Unsolved: NLLLoss throws Assertion `t >= 0 && t < n_classes` failed (when batchsize>1)

Hi all,

So, I’ve been stuck with this issue for days and I’ve tried all the suggestions I could find in the forums.
I am training a model with output layer using log_softmax and loss function NLLLoss.
The problem:

  1. when I run the code on cpu all works fine!
  2. when I run the code on gpu with batchsize==1 all works fine!
  3. when I run the code on gpu with batchsize>1 I get the dreaded CUDA error: device-side assert triggered error.

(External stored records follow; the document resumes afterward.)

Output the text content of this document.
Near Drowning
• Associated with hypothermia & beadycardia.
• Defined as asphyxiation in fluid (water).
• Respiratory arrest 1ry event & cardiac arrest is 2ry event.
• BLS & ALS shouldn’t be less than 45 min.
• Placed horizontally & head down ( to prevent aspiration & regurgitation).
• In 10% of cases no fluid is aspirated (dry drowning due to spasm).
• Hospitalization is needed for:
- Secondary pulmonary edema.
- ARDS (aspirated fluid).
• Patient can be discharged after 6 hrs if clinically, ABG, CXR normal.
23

Upon adding the flag ‘CUDA_LAUNCH_BLOCKING’ = 1 I can see that the error is coming from a cuda assert:

C:/cb/pytorch_1000000000000/work/aten/src/ATen/native/cuda/Loss.cu:455: block: [0,0,0], thread: [1,0,0] Assertion t >= 0 && t < n_classes failed.

As you can see in screen shots 1 and 2, I am logging the min and max target labels to ensure that they do not go below 0 or exceed n-classes-1.

I have been stuck on this problem for days now. Any help at all is appreciated. Please help.

Here is the screen shot for when batchsize == 1 on gpu.

I get no errors on this…

Also here is the cuda error after adding ‘CUDA_LAUNCH_BLOCKING’ = 1

Could you post a minimal executable code snippet reproducing the error, please?